Opponents demand that the mosque be moved away from the site where more than 2,700 people were killed on Sept. 11, 2001.
The two leaders of the construction project, meanwhile, defended their plans, though one suggested on Sunday that organizers might eventually be willing to discuss an alternative site.
The other, Imam Feisal Abdul Rauf, said during a Middle East trip that the attention generated by the project is actually positive and that he hopes it will bring greater understanding.
Around the corner from the cordoned-off old building that is to become a 13-story Islamic community center and mosque, police separated the two groups of demonstrators. There were no reports of physical clashes, but there were some nose-to-nose confrontations.
Opponents of the project two blocks from the World Trade Center site appeared to outnumber supporters. Bruce Springsteen’s Born in the USA blared over loudspeakers as mosque opponents chanted: “No mosque, no way.”

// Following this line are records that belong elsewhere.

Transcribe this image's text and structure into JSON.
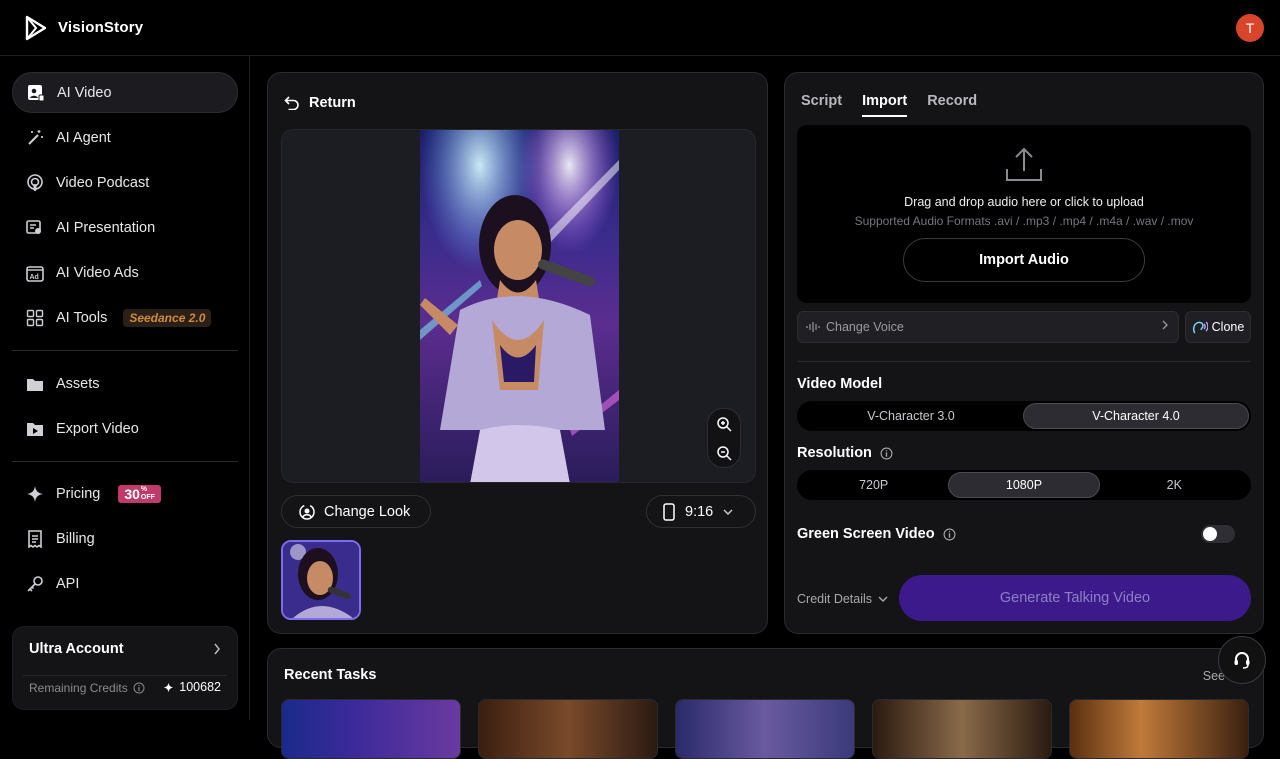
{
  "app": {
    "name": "VisionStory",
    "user_initial": "T"
  },
  "sidebar": {
    "items": [
      {
        "label": "AI Video",
        "icon": "ai-video-icon",
        "active": true
      },
      {
        "label": "AI Agent",
        "icon": "magic-wand-icon"
      },
      {
        "label": "Video Podcast",
        "icon": "podcast-icon"
      },
      {
        "label": "AI Presentation",
        "icon": "presentation-icon"
      },
      {
        "label": "AI Video Ads",
        "icon": "ads-icon"
      },
      {
        "label": "AI Tools",
        "icon": "grid-icon",
        "badge": "Seedance 2.0"
      },
      {
        "label": "Assets",
        "icon": "folder-icon"
      },
      {
        "label": "Export Video",
        "icon": "export-video-icon"
      },
      {
        "label": "Pricing",
        "icon": "sparkle-icon",
        "badge_main": "30",
        "badge_pct": "%",
        "badge_off": "OFF"
      },
      {
        "label": "Billing",
        "icon": "receipt-icon"
      },
      {
        "label": "API",
        "icon": "key-icon"
      }
    ],
    "account": {
      "title": "Ultra Account",
      "remaining_label": "Remaining Credits",
      "credits": "100682"
    }
  },
  "editor": {
    "return_label": "Return",
    "change_look_label": "Change Look",
    "aspect_ratio": "9:16"
  },
  "audio": {
    "tabs": [
      "Script",
      "Import",
      "Record"
    ],
    "active_tab": "Import",
    "drop_text": "Drag and drop audio here or click to upload",
    "formats_text": "Supported Audio Formats .avi / .mp3 / .mp4 / .m4a / .wav / .mov",
    "import_button": "Import Audio",
    "change_voice_placeholder": "Change Voice",
    "clone_label": "Clone",
    "video_model_label": "Video Model",
    "models": [
      "V-Character 3.0",
      "V-Character 4.0"
    ],
    "selected_model": "V-Character 4.0",
    "resolution_label": "Resolution",
    "resolutions": [
      "720P",
      "1080P",
      "2K"
    ],
    "selected_resolution": "1080P",
    "green_screen_label": "Green Screen Video",
    "green_screen_on": false,
    "credit_details_label": "Credit Details",
    "generate_button": "Generate Talking Video"
  },
  "tasks": {
    "title": "Recent Tasks",
    "see_all": "See"
  },
  "colors": {
    "accent": "#3d1a8c",
    "thumb_border": "#7d6cf0",
    "avatar": "#d9452b",
    "badge": "#c03a6a"
  }
}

Signs hoisted by dozens of protesters standing behind police barricades read “SHARIA” — using dripping, blood-red letters to describe Islam’s Shariah law, which governs the behavior of Muslims.
Steve Ayling, a 40-year-old Brooklyn plumber, said the people behind the mosque project were “the same people who took down the twin towers.”
“They should put it in the Middle East,” Ayling said.
On a nearby sidewalk, police chased away a group that unfurled a banner with images of beating, stoning and other torture they said was committed by those who followed Islamic law.
A mannequin dressed in a keffiyeh, a traditional Arab headdress, was mounted on one of two mock missiles that were part of an anti-mosque installation. One missile was inscribed with the words: “Again? Freedom Targeted by Religion,” the other with “Obama: With a middle name Hussein. We understand. Bloomberg: What is your excuse?”
New York Mayor Michael Bloomberg has fiercely defended plans for the proposed mosque, saying that the right “to practice your religion was one of the real reasons America was founded.”
The mosque project is being led by Rauf and his wife, Daisy Khan, who insist the center will promote moderate Islam. The dispute has sparked a national debate on religious freedom and US values.
Republicans have been critical of US President Barack Obama’s stance: He has said Muslims have the right to build the center at the site, but has not commented on whether he thinks they should.
Rauf is in the middle of a Middle East trip funded by the US State Department that is intended to promote religious tolerance. He told a gathering on Sunday at the US ambassador’s residence in Bahrain that he took heart from the dispute over the mosque, saying “the fact we are getting this kind of attention is a sign of success ... It is my hope that people will understand more.”